In the next sentence, Perez quoted the "We are the ones we've been waiting for" mantra of President Obama, who has done much to cultivate a resurgence of interest in the Lincoln administration.
After the speech, which highlighted financial aid to art projects, mayoral press aide Sarah Barr said that she wasn't sure off the top of her head when Lincoln was president, but she said, he was born 200 years ago. He was, in 1809.
Eight out of eight city council members correctly identified Lincoln's term of office as stretching from 1861 to 1865. Had I interviewed Councilman Ken Kennedy, an attorney, I am certain nine out of nine councilmen would have correctly named the years Lincoln served as President.
It's not like Lincoln Financial hasn't spent a decent amount of time and money reminding the city of Lincoln's existence, what with all the great scuplture work on Riverfront Recapture. And it's not like the Wadsworth Atheneum doesn't have a great Lincoln art exhibit going on right now, either.
But precision with facts and figures have never been a strong point of the Perez administration. And that truism played itself out in his state of the city address.
He didn't mention tax increases in the body of the speech, but afterwards, for the assembled media gaggle, Perez promised a small tax increase.
"There is no way that Hartford will not have a tax increase," Perez said.
This appears to be different than the half-mill tax increase he proposed in his speech that would create a $1.5 million fund to stem foreclosures of struggling city homeowners.
Perez refused to discuss his legal bills, both private and public, but promised in the next day, he would unveil a plan to cut excessive executive salaries in city government.

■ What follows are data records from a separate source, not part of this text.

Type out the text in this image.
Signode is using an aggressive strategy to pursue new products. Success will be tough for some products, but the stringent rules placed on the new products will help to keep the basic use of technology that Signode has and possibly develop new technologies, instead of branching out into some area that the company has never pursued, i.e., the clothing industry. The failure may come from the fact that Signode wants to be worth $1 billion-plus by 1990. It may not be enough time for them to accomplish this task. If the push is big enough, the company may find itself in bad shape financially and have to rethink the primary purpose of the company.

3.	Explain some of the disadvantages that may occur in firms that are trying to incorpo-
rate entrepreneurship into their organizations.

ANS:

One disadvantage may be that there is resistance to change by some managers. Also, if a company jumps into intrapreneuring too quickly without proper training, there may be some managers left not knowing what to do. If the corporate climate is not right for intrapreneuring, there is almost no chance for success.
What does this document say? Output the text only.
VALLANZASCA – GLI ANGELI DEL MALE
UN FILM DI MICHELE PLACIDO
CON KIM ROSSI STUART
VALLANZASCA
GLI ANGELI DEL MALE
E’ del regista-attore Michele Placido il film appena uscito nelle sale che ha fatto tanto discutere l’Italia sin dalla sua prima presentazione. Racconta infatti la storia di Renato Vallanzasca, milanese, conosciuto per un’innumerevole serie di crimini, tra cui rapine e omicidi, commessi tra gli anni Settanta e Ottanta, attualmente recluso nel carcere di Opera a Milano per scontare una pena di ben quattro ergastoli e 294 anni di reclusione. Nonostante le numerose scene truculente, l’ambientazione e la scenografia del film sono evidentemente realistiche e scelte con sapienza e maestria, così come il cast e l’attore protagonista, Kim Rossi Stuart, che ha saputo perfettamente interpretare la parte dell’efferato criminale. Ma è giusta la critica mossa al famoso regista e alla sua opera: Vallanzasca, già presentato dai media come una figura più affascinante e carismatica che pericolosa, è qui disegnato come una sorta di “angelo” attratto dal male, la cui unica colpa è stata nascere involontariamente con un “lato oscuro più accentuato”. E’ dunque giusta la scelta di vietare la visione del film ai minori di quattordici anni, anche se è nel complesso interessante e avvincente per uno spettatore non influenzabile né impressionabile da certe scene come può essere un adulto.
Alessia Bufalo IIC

"In the next 48 hours, we hope to make an announcement about that," Perez said, but he kept up his sleeve who would take pay cuts.
City Councilman Luis Cotto indicated that Springfield Mayor Domenic Sarno has agreed to a small pay cut, symbolic as it is, and perhaps Perez should follow in those footsteps.
"Mayor Sarno took a voluntary cut, and he is to be lauded, and possibly replicated," Cotto said. "I won't get into how much it should be cut."
Other City Councilors were like Cotto, and refused to speculate about the size of salary cuts for bloated administrative salaries.
"I think they're overdue," said City Councilman Pedro Segarra. As for tax increases, Segarra warned that small meant a minimum of 10 percent in this economy.
"If he's making the proposal, it's up for discussion," said City Councilman Jim Boucher.
A short furlough of five to ten days would be appropriate, said City Councilman Matt Ritter. "I would guess a reduction of three and half percent to five percent," he said. "I know they are looking at reducing the salaries of non-union managers."
Other Democrats weren't marching to the Mayor's tune. "[Perez] is paid appropriately for his job," Democratic Town Committee Chairman Sean Arenas said.
Nor were councilors interested in Mayor Perez's talk of a tax increase.
"I don't want any tax increase," said Council President Cal Torres.
Republican councilor Veronica Airey-Wilson promised to fight any increase. "The Mayor is entitled to submit his budget. I'd like to see no tax increase."
She also said Perez was right to eliminate talk of his arrest.
"It is not relevant," Airey-Wilson said of the arrest. "There is no crisis of confidence in city government."
Councilwoman rJo Winch agreed. "I don't think that is the state of the city," she said. "It is a total separate issue. I think if people are going to lack his confidence, they should determine if they have the same confidence as every other mayor in this city in the past 40 years."
Councilman Segarra put it more succinctly: "I was trying to determine if this was the state of the city or the state of Eddie Perez."
And in the strange state of Eddie Perez, contractors giving free work to the Mayor for political access is not bribery, and Abraham Lincoln was president in 1809.